Author: Paul Ploumis
06 Jan 2015 Last updated at 07:24:23 GMT
NEW DELHI (Scrap Monster): The Silver prices plunged nearly 22% in 2014. The metal is poised to make strong recovery in 2015, according to analysts. The Silver prices in 2015 will be mainly driven by unprecedented rise in demand from industrial sector. Another key driver for Silver prices is the anticipated drop in gold-to-silver ratio from their 2014 peaks, which should take the prices higher during the year.
According to studies conducted by the World Silver Institute, demand will outstrip supply in 2015. The use of Silver in industrial applications is likely to report robust growth during the year. The use of photovoltaic cells is all set to explode, as many countries including China, Japan and Germany have committed to boost production of solar power. It must be noted that Silver is a key component of photovoltaic cells. Silver’s industrial demand is likely to jump by 350 million ounces by 2018.

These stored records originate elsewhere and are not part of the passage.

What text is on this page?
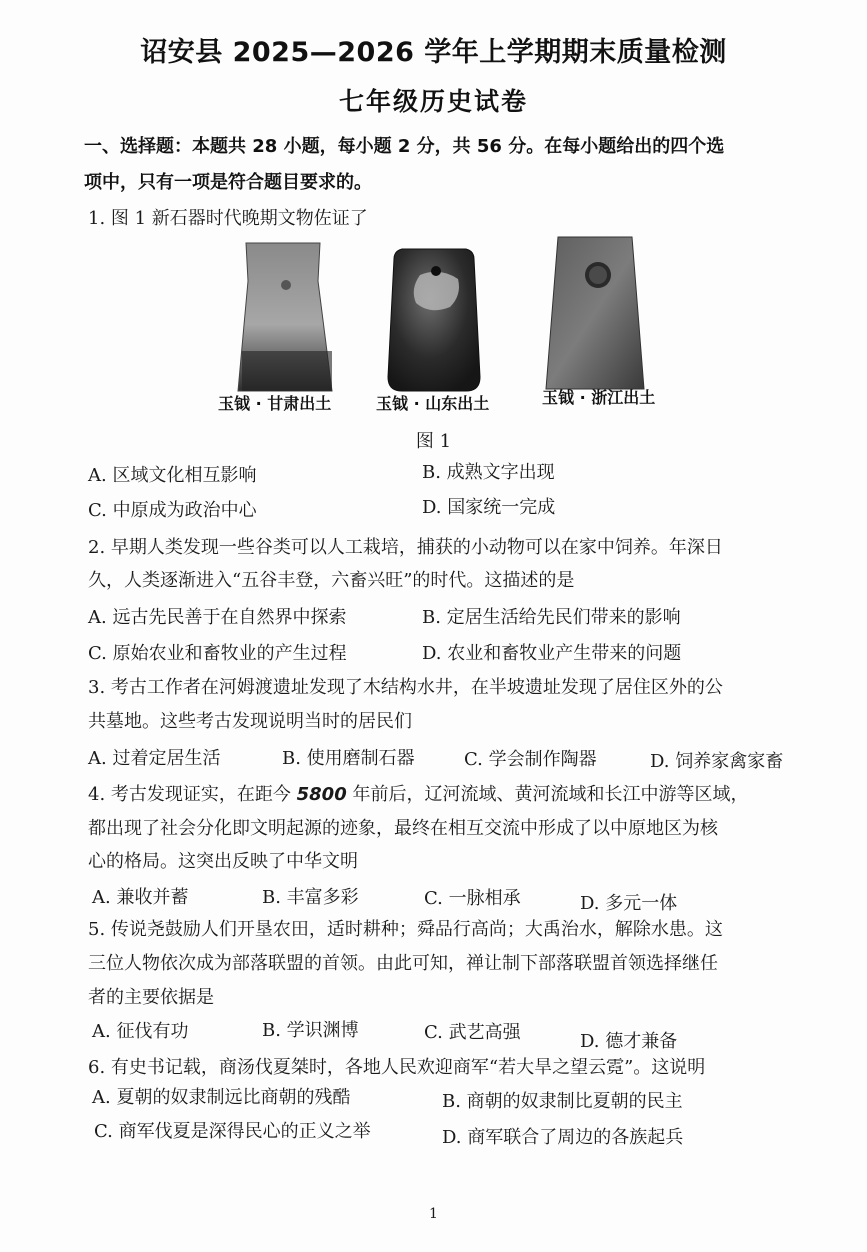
诏安县 2025—2026 学年上学期期末质量检测
七年级历史试卷
一、选择题：本题共 28 小题，每小题 2 分，共 56 分。在每小题给出的四个选
项中，只有一项是符合题目要求的。
1. 图 1 新石器时代晚期文物佐证了
玉钺 · 甘肃出土	玉钺 · 山东出土	玉钺 · 浙江出土
图 1
A. 区域文化相互影响	B. 成熟文字出现
C. 中原成为政治中心	D. 国家统一完成
2. 早期人类发现一些谷类可以人工栽培，捕获的小动物可以在家中饲养。年深日
久，人类逐渐进入“五谷丰登，六畜兴旺”的时代。这描述的是
A. 远古先民善于在自然界中探索	B. 定居生活给先民们带来的影响
C. 原始农业和畜牧业的产生过程	D. 农业和畜牧业产生带来的问题
3. 考古工作者在河姆渡遗址发现了木结构水井，在半坡遗址发现了居住区外的公
共墓地。这些考古发现说明当时的居民们
A. 过着定居生活	B. 使用磨制石器	C. 学会制作陶器	D. 饲养家禽家畜
4. 考古发现证实，在距今 5800 年前后，辽河流域、黄河流域和长江中游等区域，
都出现了社会分化即文明起源的迹象，最终在相互交流中形成了以中原地区为核
心的格局。这突出反映了中华文明
A. 兼收并蓄	B. 丰富多彩	C. 一脉相承	D. 多元一体
5. 传说尧鼓励人们开垦农田，适时耕种；舜品行高尚；大禹治水，解除水患。这
三位人物依次成为部落联盟的首领。由此可知，禅让制下部落联盟首领选择继任
者的主要依据是
A. 征伐有功	B. 学识渊博	C. 武艺高强	D. 德才兼备
6. 有史书记载，商汤伐夏桀时，各地人民欢迎商军“若大旱之望云霓”。这说明
A. 夏朝的奴隶制远比商朝的残酷	B. 商朝的奴隶制比夏朝的民主
C. 商军伐夏是深得民心的正义之举	D. 商军联合了周边的各族起兵
1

With more miners suspending production activities, the mine silver supply is expected to remain constrained. As supplies fail to match demand, prices may trend higher.
As per current gold-to-silver ratio, 75 ounces of silver are required to purchase one ounce of gold. This is quite high, when compared with historical average of 47 ounces. The current ratio suggests that silver is highly undervalued in comparison with gold. According to analysts, the ratio is likely to drop to 60 ounces during the course of 2015. In other words, silver prices should touch $20 per ounce, which implies 26% upside for the white metal from its current levels.